13 On the assumption that there was a lacuna in the plaintiff's proofs for lack of expert evidence as to the value of the property, this was a straightforward case of ignorance on the part of the plaintiff, in the preparation of the case before counsel was briefed, and / or of oversight or misjudgment on the part of counsel.
14 Failure to grant the adjournment effectively deprived the plaintiff of a determination of the proceedings on their merits. That was a serious prejudice. There was no basis on which to find any material prejudice to the defendant arising from an adjournment that would not have been substantially compensated for by an order for costs. In these circumstances, the balance of interest was so plainly in favour of granting the adjournment that the failure to do so was a miscarriage of the court's discretion constituting error of law.
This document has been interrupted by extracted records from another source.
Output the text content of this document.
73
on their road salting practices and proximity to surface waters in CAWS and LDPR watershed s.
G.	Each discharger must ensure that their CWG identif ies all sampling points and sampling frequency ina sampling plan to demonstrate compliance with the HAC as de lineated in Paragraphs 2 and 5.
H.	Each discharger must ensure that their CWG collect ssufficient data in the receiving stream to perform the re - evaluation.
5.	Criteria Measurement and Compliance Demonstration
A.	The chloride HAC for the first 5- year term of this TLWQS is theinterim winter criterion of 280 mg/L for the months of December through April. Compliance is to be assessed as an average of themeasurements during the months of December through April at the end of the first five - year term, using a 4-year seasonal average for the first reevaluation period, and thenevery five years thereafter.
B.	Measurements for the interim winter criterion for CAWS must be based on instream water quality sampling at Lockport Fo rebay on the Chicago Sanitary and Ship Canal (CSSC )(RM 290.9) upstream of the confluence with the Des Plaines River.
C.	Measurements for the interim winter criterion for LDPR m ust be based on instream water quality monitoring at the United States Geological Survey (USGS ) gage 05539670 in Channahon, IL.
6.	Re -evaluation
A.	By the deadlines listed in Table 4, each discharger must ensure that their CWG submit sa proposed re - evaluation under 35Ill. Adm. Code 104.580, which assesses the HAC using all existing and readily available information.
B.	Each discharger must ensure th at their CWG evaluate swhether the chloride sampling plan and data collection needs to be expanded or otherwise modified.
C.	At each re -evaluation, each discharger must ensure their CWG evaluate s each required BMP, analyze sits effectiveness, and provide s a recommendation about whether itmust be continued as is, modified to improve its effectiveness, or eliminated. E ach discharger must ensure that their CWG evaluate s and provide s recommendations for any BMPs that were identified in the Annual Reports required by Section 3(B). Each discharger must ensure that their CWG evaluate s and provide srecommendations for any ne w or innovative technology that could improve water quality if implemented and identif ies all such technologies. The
15 I make the following orders:
(1) Appeal allowed;
(2) Verdict for the defendant set aside;
(3) Remit the proceedings to the Local Court for determination according to law;
(4) The first defendant (Ms Atkinson) to pay the plaintiff's costs of the appeal;
(5) The first defendant to have a certificate under the Suitors Fund Act 1958.
16 The effect of these orders is that the proceedings will be listed for continuation of the hearing in the Local Court. The plaintiff will doubtless apply to reopen his case, with a view to calling the expert evidence now available as to the value of the property. Whether to allow the plaintiff to do so is a matter for the learned magistrate but there is nothing before me to suggest that the application would not be granted. It is to be expected, in these circumstances, that both sides will have the opportunity of presenting their evidence and that the plaintiff's claim will be determined on its merits.
17 It is also to be expected that the plaintiff will be required to pay the defendant’s costs incurred as a result of the hearing not having proceeded to finality without interruption (or an order to that effect) irrespective of any other order as to costs. Such an order would be equivalent to the plaintiff being ordered to pay the defendant’s costs incurred as a result of the adjournment which should have been granted when that application was made on 22 November 2001.